On Monday, New Jersey casino regulators told a bankruptcy court it can't transfer the license of Atlantic City's former Revel casino to new owner Glenn Straub. Here are some of the other problems the Florida developer is wrestling with in his quest to re-open the star-crossed casino resort:
THE POWER STRUGGLE
Right now, Revel is a cold, dark building, without electricity, heat or water. That's because utility company ACR Energy Partners cut off service to the building on April 9 — two days after Straub bought it — in the absence of a contract for future service there. Both sides have agreed to a temporary two-week deal to restore power to the building, which is needed because of fines.
The City of Atlantic City is fining Straub $5,000 a day for each day that fire detection and suppression systems are inoperative, which began the day ACR cut off power. The Fire department says that without water in the pipes and electricity to carry firefighters to the upper floors, battling a fire in the 47-story building could be next to impossible. The 710-foot Revel is the second-tallest building in new Jersey, after the Goldman Sachs building in Jersey City. Resolution of the power situation also directly impacts former Showboat casino.
Straub has a deal to buy the former Showboat casino and lease it to Stockton University as a satellite campus.

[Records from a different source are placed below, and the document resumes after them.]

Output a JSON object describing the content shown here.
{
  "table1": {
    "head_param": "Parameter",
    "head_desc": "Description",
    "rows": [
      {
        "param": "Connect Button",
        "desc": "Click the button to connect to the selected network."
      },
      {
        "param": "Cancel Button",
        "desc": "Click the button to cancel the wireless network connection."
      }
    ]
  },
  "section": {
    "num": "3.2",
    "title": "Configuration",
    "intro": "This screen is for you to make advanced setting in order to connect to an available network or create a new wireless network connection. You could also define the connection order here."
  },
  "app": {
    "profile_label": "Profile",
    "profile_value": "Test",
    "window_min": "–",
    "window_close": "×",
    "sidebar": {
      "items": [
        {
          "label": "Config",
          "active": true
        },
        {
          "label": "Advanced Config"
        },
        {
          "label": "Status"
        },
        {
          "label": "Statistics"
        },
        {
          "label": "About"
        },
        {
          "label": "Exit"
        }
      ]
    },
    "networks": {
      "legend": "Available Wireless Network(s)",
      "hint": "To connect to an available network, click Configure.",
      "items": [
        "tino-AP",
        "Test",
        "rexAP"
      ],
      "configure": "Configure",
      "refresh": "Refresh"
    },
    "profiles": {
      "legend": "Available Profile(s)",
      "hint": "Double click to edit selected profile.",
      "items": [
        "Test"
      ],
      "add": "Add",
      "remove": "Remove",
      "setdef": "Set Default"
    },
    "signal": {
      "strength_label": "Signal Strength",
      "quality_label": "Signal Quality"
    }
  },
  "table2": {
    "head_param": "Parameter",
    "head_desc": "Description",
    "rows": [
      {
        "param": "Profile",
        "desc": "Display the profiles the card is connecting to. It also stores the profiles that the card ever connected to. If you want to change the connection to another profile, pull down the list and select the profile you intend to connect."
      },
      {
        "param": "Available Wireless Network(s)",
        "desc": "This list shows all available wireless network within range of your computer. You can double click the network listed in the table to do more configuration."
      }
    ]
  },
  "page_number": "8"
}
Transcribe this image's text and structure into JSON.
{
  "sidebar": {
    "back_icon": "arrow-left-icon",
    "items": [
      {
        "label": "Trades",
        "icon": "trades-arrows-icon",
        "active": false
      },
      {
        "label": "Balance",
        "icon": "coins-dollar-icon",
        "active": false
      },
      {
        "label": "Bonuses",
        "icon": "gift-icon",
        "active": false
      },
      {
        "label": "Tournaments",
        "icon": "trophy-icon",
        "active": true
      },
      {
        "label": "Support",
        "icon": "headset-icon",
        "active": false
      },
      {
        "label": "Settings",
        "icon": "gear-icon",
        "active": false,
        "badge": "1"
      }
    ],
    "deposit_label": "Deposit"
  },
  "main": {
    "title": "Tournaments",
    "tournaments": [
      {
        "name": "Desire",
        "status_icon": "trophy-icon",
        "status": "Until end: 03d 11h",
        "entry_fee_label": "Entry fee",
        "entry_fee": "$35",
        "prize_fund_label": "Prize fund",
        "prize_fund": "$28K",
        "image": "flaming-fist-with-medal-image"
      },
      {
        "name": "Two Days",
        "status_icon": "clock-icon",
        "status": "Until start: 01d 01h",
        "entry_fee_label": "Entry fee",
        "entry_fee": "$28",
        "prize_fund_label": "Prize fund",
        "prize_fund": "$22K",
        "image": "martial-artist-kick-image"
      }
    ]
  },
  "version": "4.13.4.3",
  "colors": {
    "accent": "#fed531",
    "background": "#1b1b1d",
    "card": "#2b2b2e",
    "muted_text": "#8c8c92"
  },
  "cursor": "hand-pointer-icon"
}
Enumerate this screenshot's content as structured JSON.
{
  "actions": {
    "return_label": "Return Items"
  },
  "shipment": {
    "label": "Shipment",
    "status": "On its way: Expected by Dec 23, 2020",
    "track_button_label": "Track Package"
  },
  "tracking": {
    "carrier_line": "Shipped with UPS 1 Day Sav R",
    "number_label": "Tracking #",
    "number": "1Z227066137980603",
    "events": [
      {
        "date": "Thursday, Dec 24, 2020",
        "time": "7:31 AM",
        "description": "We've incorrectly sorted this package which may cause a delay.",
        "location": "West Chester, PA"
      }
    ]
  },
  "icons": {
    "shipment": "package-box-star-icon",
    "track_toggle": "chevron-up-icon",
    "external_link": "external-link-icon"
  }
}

But that deal is mired in legal limbo, and the university president has already announced his resignation. Straub is considering using the Showboat as an alternate source of electricity for Revel if he cannot agree to terms with ACR.
Although a bankruptcy judge let Straub take over Revel, she punted on the issue of whether the building's former business tenants have the right to continue to operate there when Straub re-opens Revel, or whether he can reject their leases. Expect those disputes to wind up in state court soon unless an unexpected resolution is reached.
Atlantic City officials say they have yet to receive any applications from Straub to do construction work at Revel.